Embarazo activo para una mejor calidad de vida

La gestación es una de las etapas más hermosas en la vida de la mujer, aunque puede traer consecuencias físicas si no se aplican los cuidados necesarios.

La kinesióloga de Clínica Chillán, Loreto López Vergara, explica la importancia de la actividad física durante el embarazo y los cuidados que se deben tener para evitar complicaciones.                                       

¿Por qué es recomendable que las mujeres embarazadas realicen actividad física?

La actividad física en todas las etapas de la vida mantiene y mejora el sistema cardiovascular, reduce el riesgo de obesidad y de todas las comorbilidades asociadas, y promueve bienestar general, lo que resulta en mayor longevidad. Como la práctica de actividad física segura no tiene riesgos asociados durante la gravidez, todas las mujeres en etapa de gestación deben ser alentadas a mantener un embarazo activo.

¿Qué beneficios tiene para la mujer durante su embarazo?

En ausencia de contraindicaciones asociadas al embarazo, la actividad física presenta grandes beneficios para la salud materna. De acuerdo a la evidencia existente se encuentran los siguientes:

  • Menor riesgo de preeclamsia, hipertensión arterial y diabetes gestacional
  • Mejora de los niveles de glucosa en sangre
  • Controla el aumento de peso durante la gestación
  • Disminución de la severidad de los síntomas depresivos, fatiga e insomnio.
  • Reduce y previene el dolor lumbopélvico
  • Fomenta un trabajo de parto más fácil y hay un menor riesgo de cesárea o parto instrumental
  • Facilita la recuperación post parto.
  • Mejores índices fetales, como  aumento de la oxigenación fetal  y menor riesgo de macrosomía.

¿Qué contraindicaciones podría tener una embarazada para realizar ejercicio?

Loreto López Vergara es kinesióloga diplomada en Kinesioterapia en Embarazo y Post Parto y diplomada en Kinesiología Pélvica y Uroginecología Funcional.

Se puede realizar actividad física en presencia de un embarazo sano y sin complicaciones. Existen diversas enfermedades o condiciones del embarazo que podrían resultar en  contraindicaciones relativas o absolutas para realizar ejercicio. Es por esto que es importante el consentimiento médico para su realización.

¿Cuál es la actividad física recomendada?

Las pautas recomiendan al menos 150 minutos por semana de actividad aeróbica de intensidad moderada (es decir, equivalente a caminar enérgicamente por ejemplo).
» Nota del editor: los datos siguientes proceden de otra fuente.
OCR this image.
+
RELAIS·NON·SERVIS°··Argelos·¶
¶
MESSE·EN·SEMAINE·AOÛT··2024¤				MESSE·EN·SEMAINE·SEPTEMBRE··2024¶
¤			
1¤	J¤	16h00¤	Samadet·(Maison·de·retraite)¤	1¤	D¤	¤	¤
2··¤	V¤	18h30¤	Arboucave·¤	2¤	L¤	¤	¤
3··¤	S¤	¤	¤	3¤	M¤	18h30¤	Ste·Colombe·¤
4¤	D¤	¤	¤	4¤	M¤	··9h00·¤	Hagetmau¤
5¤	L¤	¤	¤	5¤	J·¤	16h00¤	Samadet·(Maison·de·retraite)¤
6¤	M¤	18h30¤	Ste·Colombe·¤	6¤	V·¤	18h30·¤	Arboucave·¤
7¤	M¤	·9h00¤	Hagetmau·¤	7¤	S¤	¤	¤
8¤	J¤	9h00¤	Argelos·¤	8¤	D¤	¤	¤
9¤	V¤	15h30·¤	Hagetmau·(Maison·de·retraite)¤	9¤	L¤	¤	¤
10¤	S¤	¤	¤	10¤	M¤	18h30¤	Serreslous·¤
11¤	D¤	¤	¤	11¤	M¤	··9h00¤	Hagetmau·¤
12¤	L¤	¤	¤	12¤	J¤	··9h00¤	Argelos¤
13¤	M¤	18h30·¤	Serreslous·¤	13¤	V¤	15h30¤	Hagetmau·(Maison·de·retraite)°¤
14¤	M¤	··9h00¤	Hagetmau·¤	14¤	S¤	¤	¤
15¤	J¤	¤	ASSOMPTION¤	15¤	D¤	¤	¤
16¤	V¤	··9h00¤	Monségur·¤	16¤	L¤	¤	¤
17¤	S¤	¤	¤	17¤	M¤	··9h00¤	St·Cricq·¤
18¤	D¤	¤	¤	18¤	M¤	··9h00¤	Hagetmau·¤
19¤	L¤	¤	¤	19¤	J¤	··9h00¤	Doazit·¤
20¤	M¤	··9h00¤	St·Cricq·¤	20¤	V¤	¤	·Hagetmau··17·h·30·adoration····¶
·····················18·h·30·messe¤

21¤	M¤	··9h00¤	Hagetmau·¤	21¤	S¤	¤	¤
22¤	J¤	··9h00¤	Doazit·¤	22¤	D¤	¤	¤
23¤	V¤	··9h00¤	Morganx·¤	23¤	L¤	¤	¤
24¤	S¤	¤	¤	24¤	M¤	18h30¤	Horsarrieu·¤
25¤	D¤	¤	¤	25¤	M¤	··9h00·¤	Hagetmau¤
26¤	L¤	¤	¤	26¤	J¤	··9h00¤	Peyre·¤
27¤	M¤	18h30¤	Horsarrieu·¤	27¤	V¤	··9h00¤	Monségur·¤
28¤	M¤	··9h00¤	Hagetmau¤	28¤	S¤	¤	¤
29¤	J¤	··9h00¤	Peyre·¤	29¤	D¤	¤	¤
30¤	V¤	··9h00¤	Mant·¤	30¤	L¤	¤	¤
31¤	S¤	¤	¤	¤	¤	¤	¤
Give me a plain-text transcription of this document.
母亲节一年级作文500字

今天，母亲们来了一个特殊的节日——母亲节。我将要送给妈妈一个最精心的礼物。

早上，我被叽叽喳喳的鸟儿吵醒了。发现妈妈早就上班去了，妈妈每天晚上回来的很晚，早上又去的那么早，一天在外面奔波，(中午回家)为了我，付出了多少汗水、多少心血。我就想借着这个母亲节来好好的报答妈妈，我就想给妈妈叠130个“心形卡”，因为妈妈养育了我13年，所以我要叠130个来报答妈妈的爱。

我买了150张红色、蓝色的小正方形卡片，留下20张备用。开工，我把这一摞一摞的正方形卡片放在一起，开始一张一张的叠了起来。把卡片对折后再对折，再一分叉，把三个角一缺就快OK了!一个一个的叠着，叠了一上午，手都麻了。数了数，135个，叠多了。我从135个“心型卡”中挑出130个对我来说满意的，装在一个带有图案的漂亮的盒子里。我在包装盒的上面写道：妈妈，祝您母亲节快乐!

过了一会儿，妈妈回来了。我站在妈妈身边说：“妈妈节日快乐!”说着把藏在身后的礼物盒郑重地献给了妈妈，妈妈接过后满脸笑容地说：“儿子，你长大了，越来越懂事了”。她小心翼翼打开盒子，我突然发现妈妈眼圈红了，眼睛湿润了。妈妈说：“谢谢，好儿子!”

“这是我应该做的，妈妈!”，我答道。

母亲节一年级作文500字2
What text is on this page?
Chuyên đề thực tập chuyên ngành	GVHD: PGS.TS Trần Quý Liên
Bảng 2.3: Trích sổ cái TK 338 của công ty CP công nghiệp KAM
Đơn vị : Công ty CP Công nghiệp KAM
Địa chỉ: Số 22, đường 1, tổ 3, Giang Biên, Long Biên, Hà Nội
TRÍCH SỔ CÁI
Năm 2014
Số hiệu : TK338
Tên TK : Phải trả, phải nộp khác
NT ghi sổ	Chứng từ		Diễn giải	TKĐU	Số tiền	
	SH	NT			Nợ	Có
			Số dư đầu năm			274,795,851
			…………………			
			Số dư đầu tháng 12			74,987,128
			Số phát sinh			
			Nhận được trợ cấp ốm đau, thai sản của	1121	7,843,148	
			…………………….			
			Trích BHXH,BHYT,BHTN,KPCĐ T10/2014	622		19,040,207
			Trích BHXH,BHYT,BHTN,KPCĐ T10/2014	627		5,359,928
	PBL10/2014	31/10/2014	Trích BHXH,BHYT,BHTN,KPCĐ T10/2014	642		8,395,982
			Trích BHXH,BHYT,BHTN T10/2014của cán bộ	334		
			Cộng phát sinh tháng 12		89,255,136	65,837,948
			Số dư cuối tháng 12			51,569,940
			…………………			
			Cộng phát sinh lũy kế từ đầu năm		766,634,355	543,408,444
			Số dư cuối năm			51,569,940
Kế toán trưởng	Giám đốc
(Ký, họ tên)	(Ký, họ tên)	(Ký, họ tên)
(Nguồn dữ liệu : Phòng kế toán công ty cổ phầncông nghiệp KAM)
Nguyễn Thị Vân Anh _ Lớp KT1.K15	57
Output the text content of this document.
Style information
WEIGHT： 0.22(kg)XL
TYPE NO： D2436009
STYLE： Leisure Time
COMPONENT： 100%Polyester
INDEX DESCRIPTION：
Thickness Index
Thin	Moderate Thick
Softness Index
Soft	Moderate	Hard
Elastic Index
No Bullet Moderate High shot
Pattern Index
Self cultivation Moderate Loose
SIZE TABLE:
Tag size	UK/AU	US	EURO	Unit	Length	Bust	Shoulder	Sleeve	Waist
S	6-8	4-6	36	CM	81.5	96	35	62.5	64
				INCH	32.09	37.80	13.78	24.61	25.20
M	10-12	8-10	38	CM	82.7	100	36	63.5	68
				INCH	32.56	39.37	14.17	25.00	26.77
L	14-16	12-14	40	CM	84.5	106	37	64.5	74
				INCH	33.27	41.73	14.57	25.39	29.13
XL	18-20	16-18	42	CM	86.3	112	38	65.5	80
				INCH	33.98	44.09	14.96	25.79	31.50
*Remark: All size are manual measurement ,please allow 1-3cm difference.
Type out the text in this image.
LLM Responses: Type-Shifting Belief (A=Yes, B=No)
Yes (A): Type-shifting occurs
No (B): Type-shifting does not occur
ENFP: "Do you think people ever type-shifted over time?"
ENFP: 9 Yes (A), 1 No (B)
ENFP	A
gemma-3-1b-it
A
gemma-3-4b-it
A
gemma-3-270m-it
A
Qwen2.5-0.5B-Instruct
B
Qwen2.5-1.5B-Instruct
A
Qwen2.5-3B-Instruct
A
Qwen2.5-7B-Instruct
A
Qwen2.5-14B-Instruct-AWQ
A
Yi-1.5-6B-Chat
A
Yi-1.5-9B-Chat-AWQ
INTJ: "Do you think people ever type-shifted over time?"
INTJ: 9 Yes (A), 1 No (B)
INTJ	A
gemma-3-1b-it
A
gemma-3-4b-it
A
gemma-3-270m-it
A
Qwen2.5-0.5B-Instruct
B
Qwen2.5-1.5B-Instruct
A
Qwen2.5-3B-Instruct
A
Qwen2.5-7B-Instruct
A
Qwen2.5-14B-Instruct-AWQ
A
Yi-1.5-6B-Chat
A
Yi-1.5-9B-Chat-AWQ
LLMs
Esta actividad debe extenderse a lo largo de la semana y ajustarse según lo indicado por un especialista, con una frecuencia esperada de 5 veces a la semana.

Las guías recomiendan que las mujeres embarazadas que habitualmente realizan actividad aeróbica de intensidad vigorosa o que son altamente activas pueden continuar la actividad física durante el embarazo, siempre que se mantengan sanas y discutan con su médico cómo y cuándo debe ajustarse la actividad a lo largo del tiempo. 

También se recomienda realizar ejercicios de resistencia muscular con baja carga de peso. Existen diferentes objetivos y consideraciones de la actividad física dependiendo del trimestre del embarazo, por lo cual la actividad física se debe ir adaptando.

¿Qué actividades debería evitar la mujer en etapa de gestación?

Se deben evitar las actividades que impliquen riesgo de caídas, deportes de contacto, esfuerzos físicos importantes a los que no se está acostumbrada y actividades como el buceo o en lugares con calor excesivo, especialmente con humedad alta.

¿Cómo medir la intensidad adecuada de la actividad física?

 Existen métodos simples como la «prueba del habla», que consiste en que una mujer pueda mantener una conversación mientras hace ejercicio. Así es probable que no se esté exigiendo demasiado. También se puede monitorear la frecuencia cardiaca, donde se espera que no pase los 140 latidos por minuto.

¿Cuáles serían las recomendaciones generales durante el ejercicio?

 Es recomendable que los ejercicios se realicen de manera progresiva, sin molestias y manteniendo una hidratación adecuada.

Para evitar lesiones es necesario introducir ejercicios de calentamiento, elongación y relajación final.

Por último se debe detener el ejercicio si se experimenta alguno de los siguientes síntomas:

  • Dificultad respiratoria excesiva y persistente que no se resuelve con el reposo.
  • Dolor severo en el pecho.
  • Contracciones uterinas regulares y dolorosas.
  • Hemorragia vaginal.
  • Pérdida persistente de líquido que indica rotura de membranas.
  • Mareos o desmayos persistentes que no se resuelven con el reposo.